Cristiano Ronaldo has long been seen as the talismanic presence at Real Madrid. The main figure, threat and marketable presence, all rolled into one. While the Portuguese forward managed to get into peak condition to help Los Blancos romp to both league and Champions League success in the dying embers of last season, Isco helped share the considerable burden of responsibility and saw his reputation surge as a result.
As the new campaign dawns, it was the latter that helped to lead Zinedine Zidane’s men into battle, as Real Madrid resigned Manchester United to a 2-1 defeat in the UEFA Super Cup – making the Frenchman his club’s fourth most decorated coach in the process. It has been a whirlwind year for Zidane, but the last six months have belonged to Isco. If this week was anything to go by, the next six could pack the same weighty punch.
Deployed in a free role, where he enjoyed his liberty to roam behind a front two of Karim Benzema and Gareth Bale, Isco continues to look at home. Comfortable to receive possession in any scenario, whether it be close quarters or otherwise, he is a constant outlet. Teammates can use the former Malaga midfielder as an out ball whenever they please. Losing possession irresponsibly just isn’t in the Spaniard’s repertoire, with his perfect blend of balance, low centre of gravity and technical guile making him a nightmare for opponents to deal with.
Since Zidane took the reins at Estadio Santiago Bernabeu, Real Madrid have been an attacking threat that has gone almost unrivalled across the continent. Scoring in 66 consecutive competitive games, they have a skeleton key for every lock, and Isco is a big part of that flexible creativity.
At full back, they boast Marcelo and Dani Carvajal, two players who are incredibly keen to hurtle forward to offer wide. This summer, Theo Hernandez has been recruited from Atletico Madrid, and the physical wing back promises to be a worthy deputy to the Brazilian. Zidane can go direct and did so in an untidy first half of their LaLiga campaign, with balls being whipped into the penalty area from out wide, but that quickly became one-dimensional and predictable.

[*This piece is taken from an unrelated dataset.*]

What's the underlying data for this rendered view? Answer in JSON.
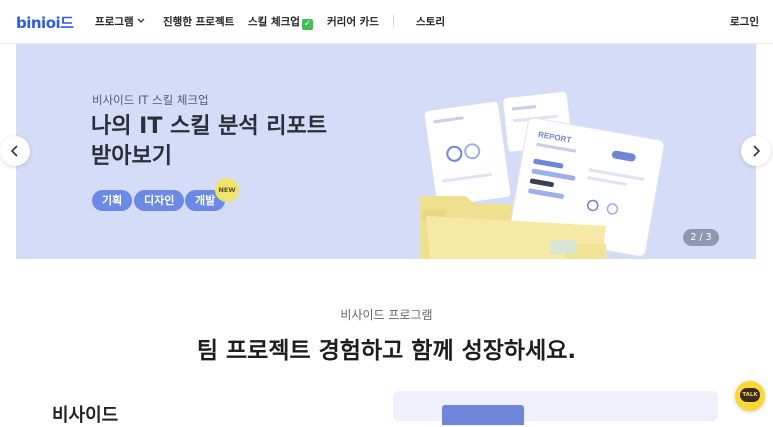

Los Blancos were not winning games off the back of their style of play, but rather from one of their many talents popping up with a momentary solution to a much bigger problem. Isco has been key in solving this conundrum. Casemiro, Luka Modric and Toni Kroos have always offered balance in midfield, but having another creative presence ahead of them levels things out nicely to allow a front two to try and stretch or peg back an opposition back four.
Attack on All Fronts
The usage of Isco doesn’t negate the impact of Marcelo and Dani Carvajal’s marauding runs on the overlap, and having an extra potential cog in the interplay machine can only aid their endeavours, but it does make Real Madrid more multi-faceted. No longer can teams set up to defend the width of their 18-yard box aerially, as Isco’s bright presence flitting in between the lines brings his team’s threat very much to the opponent’s doorstep at times, as well as ensuring that general midfield ball retention is easier.
Dani Ceballos and Marco Asensio both showed during the summer’s Under-21 European Championship that they are capable of offering driving, creative presences from deep and wide midfield areas, and Isco looks set to pave the way for the number 10 role to have more of a presence in Real Madrid’s present. In their long-term futures at the club, they just might benefit from how Isco’s form has rejigged Zidane’s plans.
Against Man United, Cristiano Ronaldo’s name wasn’t first on the team sheet, with the Portugal international easing himself back into competitive football with an appearance from the bench. Instead, he got to watch on as Isco slotted home Real Madrid’s second goal of the evening in Skopje, after a neat one-two with Bale just inside the opposition penalty area.
Sharing the Load
The later months of last season ensured that Cristiano Ronaldo could relax looking forward. Rather than pushing himself to injury or an early retirement, missing certain planned matches periodically did him the world of good, and whether it was from the bench or his sofa, he could understand that this Real Madrid squad doesn’t require him to hold their hand.
Isco has been the man to do a large part of that convincing, with his abilities with the ball at his feet doing far more talking than a dressing room conversation ever could. His form maintains that there is healthy rotation between the squad’s attacking options. Confidence is near-visibly coursing through his veins, with his rhythmic slaloming between desperate defenders sure to be a fixture of the season to come.
Symbolically, his rise up the pecking order at Estadio Santiago Bernabeu is also the perfect anecdote to tell young players in the Castilla, or new summer arrivals: Show a poor attitude and you could find yourself turfed out like James Rodriguez. Keep your faith in Zidane, and you never know what the future might hold.